The idea appears in other forms that do not use the word but make the same sort of irrational but very convenient distinction. The pro-abortionists will demand that a man nominated to be a federal judge respect “a woman’s right to choose” before they will support him, but will denounce those who demand that he accept the unborn child’s right to live as applying an illegitimate “litmus test.”
When they talk about justice for one of their favored groups, they speak about justice, but when their opponents talk about justice for the unborn, they (their opponents) speak ideologically. “A woman’s right to control her own body” is for them a self-evident truth upon which public policy must be based, but “an unborn child’s right to live” is an ideological statement that should never be advanced in public debate.
There is something particularly smarmy about this. An intelligent man knows what an idea is. He can recognize two competing ideas and judge between them. He can see that the pro-choice people hold one set of ideas and the pro-life people another.

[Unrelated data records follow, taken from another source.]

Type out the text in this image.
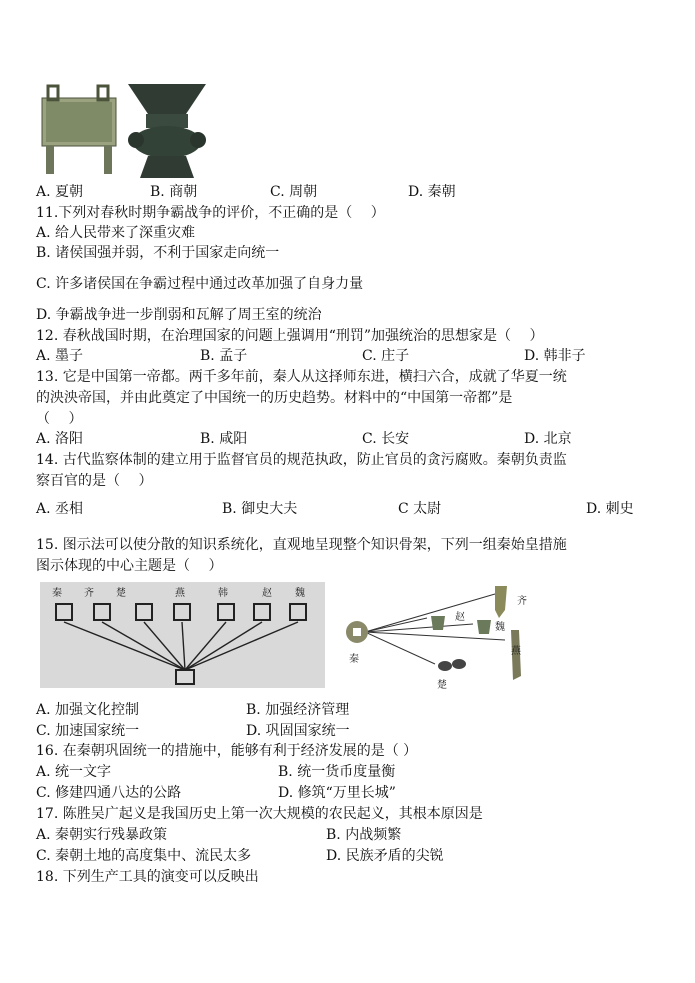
A. 夏朝	B. 商朝	C. 周朝	D. 秦朝
11.下列对春秋时期争霸战争的评价，不正确的是（　 ）
A. 给人民带来了深重灾难
B. 诸侯国强并弱，不利于国家走向统一
C. 许多诸侯国在争霸过程中通过改革加强了自身力量
D. 争霸战争进一步削弱和瓦解了周王室的统治
12. 春秋战国时期，在治理国家的问题上强调用“刑罚”加强统治的思想家是（　 ）
A. 墨子	B. 孟子	C. 庄子	D. 韩非子
13. 它是中国第一帝都。两千多年前，秦人从这择师东进，横扫六合，成就了华夏一统
的泱泱帝国，并由此奠定了中国统一的历史趋势。材料中的“中国第一帝都”是
（　 ）
A. 洛阳	B. 咸阳	C. 长安	D. 北京
14. 古代监察体制的建立用于监督官员的规范执政，防止官员的贪污腐败。秦朝负责监
察百官的是（　 ）
A. 丞相	B. 御史大夫	C 太尉	D. 刺史
15. 图示法可以使分散的知识系统化，直观地呈现整个知识骨架，下列一组秦始皇措施
图示体现的中心主题是（　 ）
秦 齐 楚	燕	韩	赵 魏
齐
赵
魏
燕
秦
楚
A. 加强文化控制	B. 加强经济管理
C. 加速国家统一	D. 巩固国家统一
16. 在秦朝巩固统一的措施中，能够有利于经济发展的是（ ）
A. 统一文字	B. 统一货币度量衡
C. 修建四通八达的公路	D. 修筑“万里长城”
17. 陈胜吴广起义是我国历史上第一次大规模的农民起义，其根本原因是
A. 秦朝实行残暴政策	B. 内战频繁
C. 秦朝土地的高度集中、流民太多	D. 民族矛盾的尖锐
18. 下列生产工具的演变可以反映出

He can see, if he looks, that the pro-life position has an ancient and substantial intellectual tradition behind it. This is not, as the expression goes, rocket science. We expect this of any educated man.
Being able to do this and yet trying to win the argument by slapping an insulting label on the ideas one does not like, and trying to rule them out of the debate entirely by pretending they are not ideas, is disgusting. It is cheating. It is lying. It is also the natural rhetoric of several people who want to be president and of many who already hold public office.
This abuse of the word ideology represents a choice to misunderstand, not an innocent mental error. It is evidence, and good evidence, of a mind at least partly crippled and corrupted, and working to corrupt others. The abusers have chosen the darkness and are now trying to put out the light so that other people will not be able to see. Those of us who can see must keep the light of reason lit, so that others, now neutral or confused, can see what sits before them in plain sight: the humanity of unborn children who should not be killed in their mothers’ wombs.